Can gradient descent on covariance of Gaussian cause variances to become negative?

210 Views Asked by At

I have a Gaussian distribution with likelihood

$$p(x; \mu, \Sigma) = (|2 \pi |\Sigma|)^{-1/2} \exp(-\frac{1}{2} (x - \mu)^T \Sigma^{-1} (x-mu))$$

and I've computed the gradient of the log likelihood with respect to $\Sigma$ as

$$\nabla_{\Sigma} \log p(x; \mu, \Sigma) = -\frac{1}{2}(\Sigma^{-1} - \Sigma^{-1} (x-\mu)(x-\mu)^T \Sigma^{-1})$$

I'm now trying to optimize $\Sigma$ using gradient descent but my $\Sigma$ is gaining negative diagonal entries, which doesn't make sense as the diagonal entries are variances and thus be non-negative. Which of the following is true?

a) Is this a known possibility when using gradient descent on covariances?

b) Is my derivation incorrect?

c) Is there an error with my gradient descent implementation?

1

There are 1 best solutions below

0
On BEST ANSWER

A friend was able to provide me with an answer.

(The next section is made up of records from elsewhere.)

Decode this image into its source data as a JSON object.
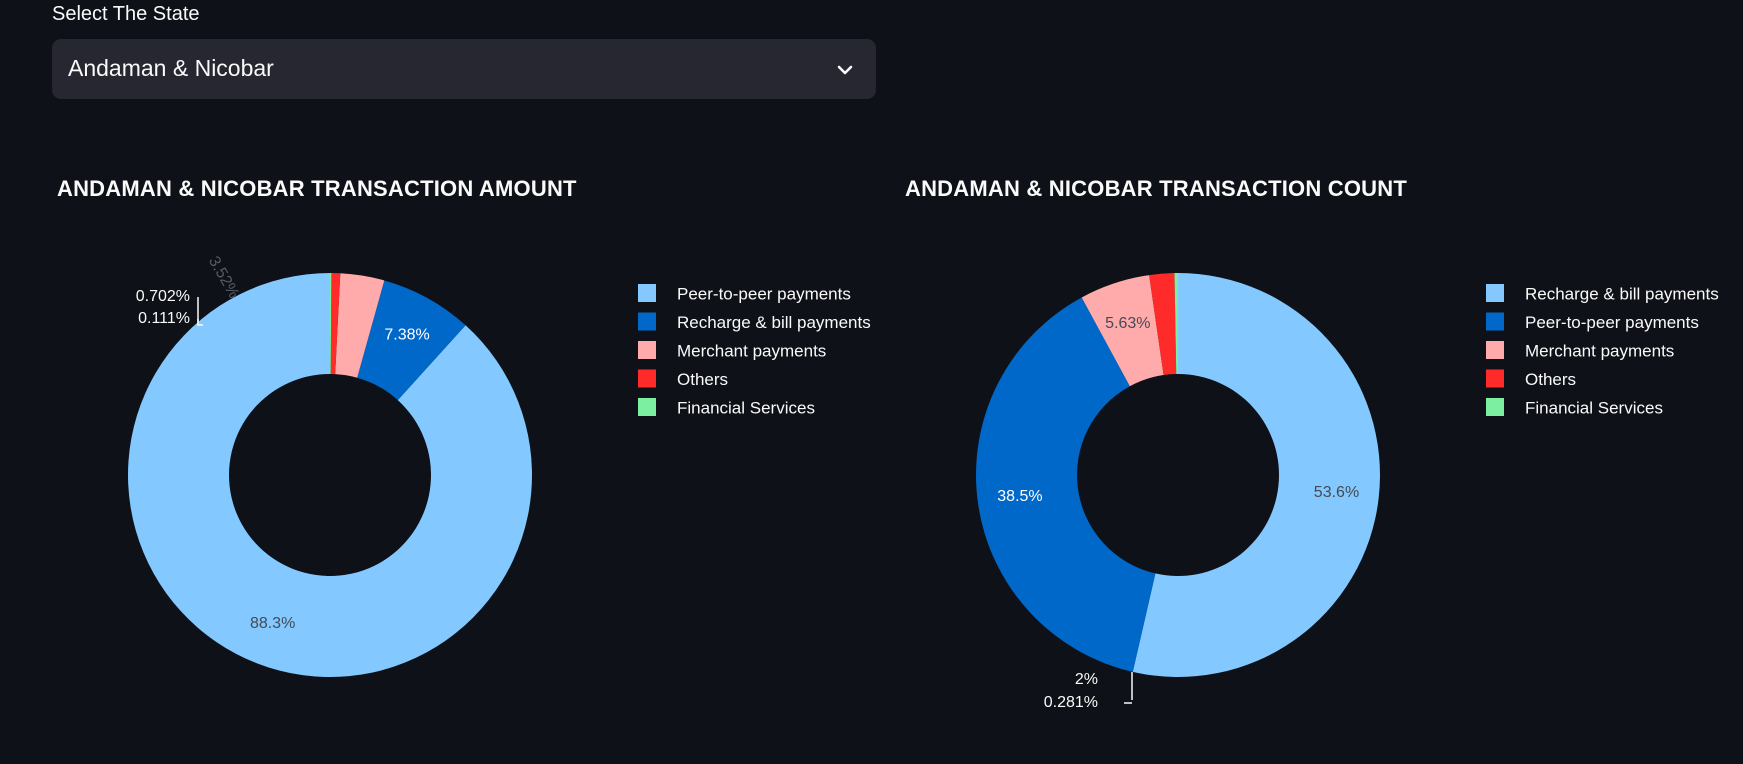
{
  "selector": {
    "label": "Select The State",
    "selected": "Andaman & Nicobar"
  },
  "colors": {
    "background": "#0e1117",
    "select_bg": "#262730",
    "slice_colors": [
      "#83c9ff",
      "#0068c9",
      "#ffabab",
      "#ff2b2b",
      "#7defa1"
    ]
  },
  "chart_data": [
    {
      "type": "pie",
      "hole": true,
      "title": "ANDAMAN & NICOBAR TRANSACTION AMOUNT",
      "legend_position": "right",
      "slices": [
        {
          "name": "Peer-to-peer payments",
          "value": 88.3,
          "label": "88.3%",
          "color": "#83c9ff"
        },
        {
          "name": "Recharge & bill payments",
          "value": 7.38,
          "label": "7.38%",
          "color": "#0068c9"
        },
        {
          "name": "Merchant payments",
          "value": 3.52,
          "label": "3.52%",
          "color": "#ffabab"
        },
        {
          "name": "Others",
          "value": 0.702,
          "label": "0.702%",
          "color": "#ff2b2b"
        },
        {
          "name": "Financial Services",
          "value": 0.111,
          "label": "0.111%",
          "color": "#7defa1"
        }
      ]
    },
    {
      "type": "pie",
      "hole": true,
      "title": "ANDAMAN & NICOBAR TRANSACTION COUNT",
      "legend_position": "right",
      "slices": [
        {
          "name": "Recharge & bill payments",
          "value": 53.6,
          "label": "53.6%",
          "color": "#83c9ff"
        },
        {
          "name": "Peer-to-peer payments",
          "value": 38.5,
          "label": "38.5%",
          "color": "#0068c9"
        },
        {
          "name": "Merchant payments",
          "value": 5.63,
          "label": "5.63%",
          "color": "#ffabab"
        },
        {
          "name": "Others",
          "value": 2,
          "label": "2%",
          "color": "#ff2b2b"
        },
        {
          "name": "Financial Services",
          "value": 0.281,
          "label": "0.281%",
          "color": "#7defa1"
        }
      ]
    }
  ]
}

I can't rule out an error in my code, but in general, yes, directly optimizing positive (semi-)definite matrices using gradient descent can result in non-positive (semi-)definite matrices.

This article provides two solutions:

  1. Replace the unconstrained optimization problem with a constrained optimization problem (not recommended)

  2. Reparameterize the covariance to ensure the resulting covariance is P(S)D. For instance, define $\Sigma = A^T A$ and optimize $A$ instead.